Pour autant, il ne faut pas sous-estimer les conséquences néfastes de la fermeture des établissements scolaires. Elles concernent d’abord les pertes d’apprentissage, particulièrement pénalisantes pour ceux qui avaient déjà du retard. Elles concernent également le développement des inégalités : les élèves les plus fragiles vivent souvent dans des foyers où les parents sont rarement en situation d’apporter un soutien scolaire de substitution et où ils ne disposent parfois ni d’un ordinateur ni d’un espace de travail dédié. Elles concernent aussi la santé psychique des enfants : leur désocialisation, l’isolement qui en résulte, la surconsommation d’écrans… sont autant de facteurs susceptibles d’affecter l’équilibre psychique des plus jeunes. Elles concernent enfin l’économie : au-delà des effets de long terme sur la qualité du capital humain, l’impact économique le plus immédiat résulte de l’impossibilité de travailler pour les (ou l’un des deux) parents quand les enfants sont trop jeunes pour être laissés seuls à la maison. En particulier chez les parents dont l’activité se prête difficilement au télétravail, la fermeture des écoles se traduit par des restrictions d’activité ou des situations de chômage partiel qui entrainent une baisse de la main d’œuvre disponible, une pression à la baisse sur la consommation, des charges supplémentaires pour les finances publiques…

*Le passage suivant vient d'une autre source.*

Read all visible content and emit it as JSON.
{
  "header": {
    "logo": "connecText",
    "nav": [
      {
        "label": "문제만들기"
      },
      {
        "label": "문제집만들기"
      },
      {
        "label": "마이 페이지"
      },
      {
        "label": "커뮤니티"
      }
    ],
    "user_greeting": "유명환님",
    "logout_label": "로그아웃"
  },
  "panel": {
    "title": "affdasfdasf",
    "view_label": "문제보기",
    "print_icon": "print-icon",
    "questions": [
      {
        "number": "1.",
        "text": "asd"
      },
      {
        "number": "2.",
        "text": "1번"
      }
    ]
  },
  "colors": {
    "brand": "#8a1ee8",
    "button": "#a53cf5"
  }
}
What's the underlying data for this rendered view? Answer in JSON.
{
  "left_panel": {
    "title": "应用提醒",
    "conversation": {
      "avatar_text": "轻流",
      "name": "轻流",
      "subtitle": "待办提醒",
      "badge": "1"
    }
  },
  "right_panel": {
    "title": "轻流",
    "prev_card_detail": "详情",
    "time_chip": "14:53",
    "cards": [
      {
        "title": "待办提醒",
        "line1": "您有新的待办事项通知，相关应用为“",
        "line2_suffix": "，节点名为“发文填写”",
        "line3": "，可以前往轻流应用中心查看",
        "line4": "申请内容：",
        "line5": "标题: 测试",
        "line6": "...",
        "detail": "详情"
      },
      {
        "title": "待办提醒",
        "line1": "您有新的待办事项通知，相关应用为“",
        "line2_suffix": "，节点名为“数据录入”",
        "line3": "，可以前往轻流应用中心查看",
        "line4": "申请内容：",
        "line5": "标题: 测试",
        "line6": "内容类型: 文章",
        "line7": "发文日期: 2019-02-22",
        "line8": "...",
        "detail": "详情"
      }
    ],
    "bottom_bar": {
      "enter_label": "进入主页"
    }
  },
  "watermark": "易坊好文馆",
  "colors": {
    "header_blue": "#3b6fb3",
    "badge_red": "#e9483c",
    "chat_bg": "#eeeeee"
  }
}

Si réels soient-ils, les inconvénients liés à la fermeture des écoles et à l’enseignement à distance ne doivent pas conduire à un déni de la réalité sanitaire, surtout compte tenu des risques liés à la diffusion de variants plus contagieux, susceptibles d’aggraver à brève échéance la situation épidémiologique. C’est pourquoi la stratégie de lutte contre l’épidémie à l’école ne peut consister à faire de l’institution scolaire un sanctuaire sacré justifiant de multiples dérogations aux exigences de prévention et de contrôle qui prévalent dans le reste de la vie sociale et économique. Il faut au contraire tenir l’équilibre entre des impératifs également désirables mais partiellement incompatibles. Or ce n’est pas exactement le cas aujourd’hui, ni dans les discours, ni dans les faits.
La présente note formule de nombreuses propositions pour sortir de cette situation sans pour autant devoir fermer les établissements scolaires. On peut même penser que c’est en renforçant les pratiques de prévention et de contrôle au sein de l’école que l’on se donnera toutes les chances de freiner l’épidémie et de ne pas se trouver à nouveau devant la nécessité de fermer les établissements scolaires.
Ce n’est pas seulement affaire de protocole – même si le protocole scolaire actuellement en vigueur devra être sérieusement amendé. C’est aussi affaire de mobilisation de la communauté éducative dans son ensemble. Reconnaître le rôle de l’école dans la dynamique de l’épidémie, c’est aussi se mettre en situation de donner à l’école le rôle spécifique qu’elle mérite dans l’effort national pour combattre le virus. L’impératif est désormais d’utiliser les outils, bien maîtrisés par ailleurs, de la santé publique de terrain pour donner aux enfants et aux enseignants des clés pour comprendre les risques inhérents à la vie scolaire et assurer la promotion des bons comportements. Cette stratégie globale doit mobiliser des compétences de communication en santé pour que l’école s’engage contre le virus, et d’épidémiologie de terrain pour concevoir un dispositif de surveillance active et réactive spécifique au milieu scolaire.